- Rahovë Location in Kosovo
- Coordinates: 42°56′16″N 20°53′51″E﻿ / ﻿42.93778°N 20.89750°E
- Location: Kosovo
- District: Mitrovicë
- Municipality: Mitrovicë
- Elevation: 819 m (2,687 ft)

Population (2025)
- • Total: 226
- Time zone: UTC+1 (CET)
- • Summer (DST): UTC+2 (CEST)

= Rahovë, Mitrovica =

Rahovë (in Albanian) or Orahovo (in Serbian: Орахово) is a village situated in the municipality of Mitrovica within the District of Mitrovica in North Kosovo. It is located at an elevation of approximately 819 meters (2,687 feet) above sea level.

== Demography ==
In the 2024 census published in 2025, the village had in total 226 inhabitants, from whom 226 (100%) were Albanians.

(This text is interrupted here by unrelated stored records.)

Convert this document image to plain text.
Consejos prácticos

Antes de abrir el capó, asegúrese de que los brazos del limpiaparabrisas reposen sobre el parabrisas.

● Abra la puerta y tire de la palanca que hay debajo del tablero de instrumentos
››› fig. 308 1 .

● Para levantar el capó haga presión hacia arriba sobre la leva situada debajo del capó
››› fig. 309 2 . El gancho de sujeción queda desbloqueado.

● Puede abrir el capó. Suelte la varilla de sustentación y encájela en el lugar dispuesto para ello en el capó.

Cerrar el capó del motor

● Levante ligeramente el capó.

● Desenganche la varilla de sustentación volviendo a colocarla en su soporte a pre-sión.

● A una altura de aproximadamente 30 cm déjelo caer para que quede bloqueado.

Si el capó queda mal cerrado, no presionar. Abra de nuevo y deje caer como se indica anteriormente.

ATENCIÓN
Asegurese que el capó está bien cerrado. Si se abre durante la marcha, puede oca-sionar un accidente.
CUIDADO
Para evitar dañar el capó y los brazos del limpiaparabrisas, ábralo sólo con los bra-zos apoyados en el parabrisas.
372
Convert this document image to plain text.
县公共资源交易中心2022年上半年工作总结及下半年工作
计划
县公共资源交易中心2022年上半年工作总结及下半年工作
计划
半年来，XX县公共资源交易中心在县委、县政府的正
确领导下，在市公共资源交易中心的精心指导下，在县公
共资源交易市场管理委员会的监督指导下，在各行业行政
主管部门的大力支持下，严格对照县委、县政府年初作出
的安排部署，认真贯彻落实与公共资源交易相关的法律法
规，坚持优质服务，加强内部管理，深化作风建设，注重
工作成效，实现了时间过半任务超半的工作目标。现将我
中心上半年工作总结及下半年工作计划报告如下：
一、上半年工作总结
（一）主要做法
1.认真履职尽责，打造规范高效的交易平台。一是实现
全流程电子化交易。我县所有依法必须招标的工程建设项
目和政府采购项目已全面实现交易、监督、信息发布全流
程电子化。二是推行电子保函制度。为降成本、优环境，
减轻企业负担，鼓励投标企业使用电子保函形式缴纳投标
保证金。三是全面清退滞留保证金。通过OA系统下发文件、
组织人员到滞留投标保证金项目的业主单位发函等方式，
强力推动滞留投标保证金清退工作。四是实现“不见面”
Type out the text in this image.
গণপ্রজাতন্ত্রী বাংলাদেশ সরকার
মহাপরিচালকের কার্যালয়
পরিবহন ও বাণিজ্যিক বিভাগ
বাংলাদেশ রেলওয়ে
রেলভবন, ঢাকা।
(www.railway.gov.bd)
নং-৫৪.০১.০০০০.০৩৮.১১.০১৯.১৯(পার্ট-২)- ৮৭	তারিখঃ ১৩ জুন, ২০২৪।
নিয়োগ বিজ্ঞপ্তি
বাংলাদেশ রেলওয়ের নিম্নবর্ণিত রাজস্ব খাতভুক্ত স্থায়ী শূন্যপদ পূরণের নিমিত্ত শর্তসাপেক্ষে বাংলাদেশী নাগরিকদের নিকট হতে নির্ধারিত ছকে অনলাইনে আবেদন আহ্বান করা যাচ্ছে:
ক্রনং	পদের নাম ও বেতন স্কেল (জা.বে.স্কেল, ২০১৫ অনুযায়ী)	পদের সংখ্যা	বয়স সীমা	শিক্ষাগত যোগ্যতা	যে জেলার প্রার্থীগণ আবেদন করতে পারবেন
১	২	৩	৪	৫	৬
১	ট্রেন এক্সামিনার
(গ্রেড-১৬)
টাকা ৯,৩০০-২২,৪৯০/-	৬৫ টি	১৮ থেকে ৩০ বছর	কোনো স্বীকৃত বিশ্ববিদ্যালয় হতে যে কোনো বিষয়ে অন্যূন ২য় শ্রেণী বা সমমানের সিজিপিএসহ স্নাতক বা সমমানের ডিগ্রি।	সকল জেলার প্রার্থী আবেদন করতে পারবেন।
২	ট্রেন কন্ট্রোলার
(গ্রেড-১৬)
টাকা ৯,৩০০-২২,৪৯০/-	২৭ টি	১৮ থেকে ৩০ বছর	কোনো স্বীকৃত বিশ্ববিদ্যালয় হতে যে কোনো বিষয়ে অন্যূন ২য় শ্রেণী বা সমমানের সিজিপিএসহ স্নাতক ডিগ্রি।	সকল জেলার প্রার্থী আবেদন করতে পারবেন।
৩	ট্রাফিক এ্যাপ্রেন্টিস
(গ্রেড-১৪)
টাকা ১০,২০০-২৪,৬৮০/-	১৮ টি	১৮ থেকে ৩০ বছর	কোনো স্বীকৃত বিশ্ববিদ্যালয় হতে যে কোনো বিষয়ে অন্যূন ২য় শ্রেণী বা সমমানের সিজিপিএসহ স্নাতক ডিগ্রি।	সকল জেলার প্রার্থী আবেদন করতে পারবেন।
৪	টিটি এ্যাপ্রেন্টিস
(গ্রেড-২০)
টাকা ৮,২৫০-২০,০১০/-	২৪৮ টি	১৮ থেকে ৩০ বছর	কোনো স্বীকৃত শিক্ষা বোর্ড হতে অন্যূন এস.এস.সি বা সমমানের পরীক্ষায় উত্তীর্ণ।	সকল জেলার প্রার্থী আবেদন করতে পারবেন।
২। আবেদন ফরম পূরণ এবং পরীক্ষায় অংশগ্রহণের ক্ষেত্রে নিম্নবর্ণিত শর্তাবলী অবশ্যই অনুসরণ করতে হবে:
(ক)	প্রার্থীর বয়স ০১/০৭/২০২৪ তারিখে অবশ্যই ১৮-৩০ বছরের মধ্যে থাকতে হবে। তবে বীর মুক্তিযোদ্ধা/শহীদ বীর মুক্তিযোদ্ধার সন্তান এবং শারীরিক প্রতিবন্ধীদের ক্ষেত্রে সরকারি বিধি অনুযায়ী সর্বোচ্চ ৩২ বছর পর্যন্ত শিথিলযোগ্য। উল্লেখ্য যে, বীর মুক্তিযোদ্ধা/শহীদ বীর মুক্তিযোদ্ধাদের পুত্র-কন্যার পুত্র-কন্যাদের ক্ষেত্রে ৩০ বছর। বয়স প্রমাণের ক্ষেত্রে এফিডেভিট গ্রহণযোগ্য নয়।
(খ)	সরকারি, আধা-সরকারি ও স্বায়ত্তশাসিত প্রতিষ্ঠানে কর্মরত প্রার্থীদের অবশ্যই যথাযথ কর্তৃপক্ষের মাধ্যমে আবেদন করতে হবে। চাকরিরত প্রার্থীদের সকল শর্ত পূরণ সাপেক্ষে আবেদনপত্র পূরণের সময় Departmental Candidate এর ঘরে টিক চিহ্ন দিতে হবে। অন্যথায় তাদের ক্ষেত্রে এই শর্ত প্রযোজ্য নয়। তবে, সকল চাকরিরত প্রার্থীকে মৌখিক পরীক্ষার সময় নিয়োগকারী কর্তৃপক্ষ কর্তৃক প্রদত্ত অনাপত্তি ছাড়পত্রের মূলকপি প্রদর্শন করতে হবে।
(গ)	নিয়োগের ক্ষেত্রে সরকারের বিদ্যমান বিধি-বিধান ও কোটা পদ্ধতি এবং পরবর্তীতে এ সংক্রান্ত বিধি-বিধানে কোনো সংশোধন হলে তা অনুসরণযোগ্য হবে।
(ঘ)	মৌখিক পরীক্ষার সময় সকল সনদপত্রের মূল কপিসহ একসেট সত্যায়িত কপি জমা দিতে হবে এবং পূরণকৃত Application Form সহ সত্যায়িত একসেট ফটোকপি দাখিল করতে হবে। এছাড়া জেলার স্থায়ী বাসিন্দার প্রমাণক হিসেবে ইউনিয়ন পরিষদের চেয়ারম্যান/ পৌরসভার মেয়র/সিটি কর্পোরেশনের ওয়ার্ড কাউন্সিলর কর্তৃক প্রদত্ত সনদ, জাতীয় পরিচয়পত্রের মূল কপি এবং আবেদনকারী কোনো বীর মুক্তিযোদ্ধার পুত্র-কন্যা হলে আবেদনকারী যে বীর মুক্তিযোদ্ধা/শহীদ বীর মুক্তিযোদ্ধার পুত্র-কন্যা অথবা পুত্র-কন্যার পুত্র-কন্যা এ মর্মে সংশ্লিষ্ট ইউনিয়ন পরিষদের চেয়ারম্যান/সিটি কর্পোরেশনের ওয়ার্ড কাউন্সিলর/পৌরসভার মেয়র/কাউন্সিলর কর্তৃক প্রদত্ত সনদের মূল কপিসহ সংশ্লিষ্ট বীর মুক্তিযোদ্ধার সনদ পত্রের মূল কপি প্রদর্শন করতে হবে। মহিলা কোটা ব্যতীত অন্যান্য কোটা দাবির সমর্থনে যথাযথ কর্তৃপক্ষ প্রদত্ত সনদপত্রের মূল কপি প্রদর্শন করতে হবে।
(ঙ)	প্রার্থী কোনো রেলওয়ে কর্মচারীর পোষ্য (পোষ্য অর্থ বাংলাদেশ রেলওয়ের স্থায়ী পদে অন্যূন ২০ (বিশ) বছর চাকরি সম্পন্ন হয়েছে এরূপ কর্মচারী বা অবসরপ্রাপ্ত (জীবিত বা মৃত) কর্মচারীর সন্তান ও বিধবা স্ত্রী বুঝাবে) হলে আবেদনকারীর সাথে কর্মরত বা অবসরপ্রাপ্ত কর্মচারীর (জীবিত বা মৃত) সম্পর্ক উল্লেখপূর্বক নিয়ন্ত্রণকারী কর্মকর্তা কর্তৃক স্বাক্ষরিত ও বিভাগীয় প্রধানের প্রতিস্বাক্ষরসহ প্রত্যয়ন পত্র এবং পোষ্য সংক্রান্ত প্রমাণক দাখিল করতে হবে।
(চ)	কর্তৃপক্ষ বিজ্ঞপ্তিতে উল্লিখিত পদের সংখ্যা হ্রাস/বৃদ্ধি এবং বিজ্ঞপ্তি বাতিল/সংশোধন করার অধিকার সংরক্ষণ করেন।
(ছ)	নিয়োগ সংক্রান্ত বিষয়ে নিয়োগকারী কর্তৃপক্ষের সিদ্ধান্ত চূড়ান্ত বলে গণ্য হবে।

== Historical and Cultural Context ==
Both the Albanian and Serbian name are derived from "walnut" (arrë in Albanian, orah in Slavic languages), a common naming convention for villages in the Balkans where walnut trees are prevalent.

As is the case with many other rural communities, there have been changes in the number of people living there because of past migrations to cities such as Mitrovica and Pristina and also because of the Kosovo War in the 1990s.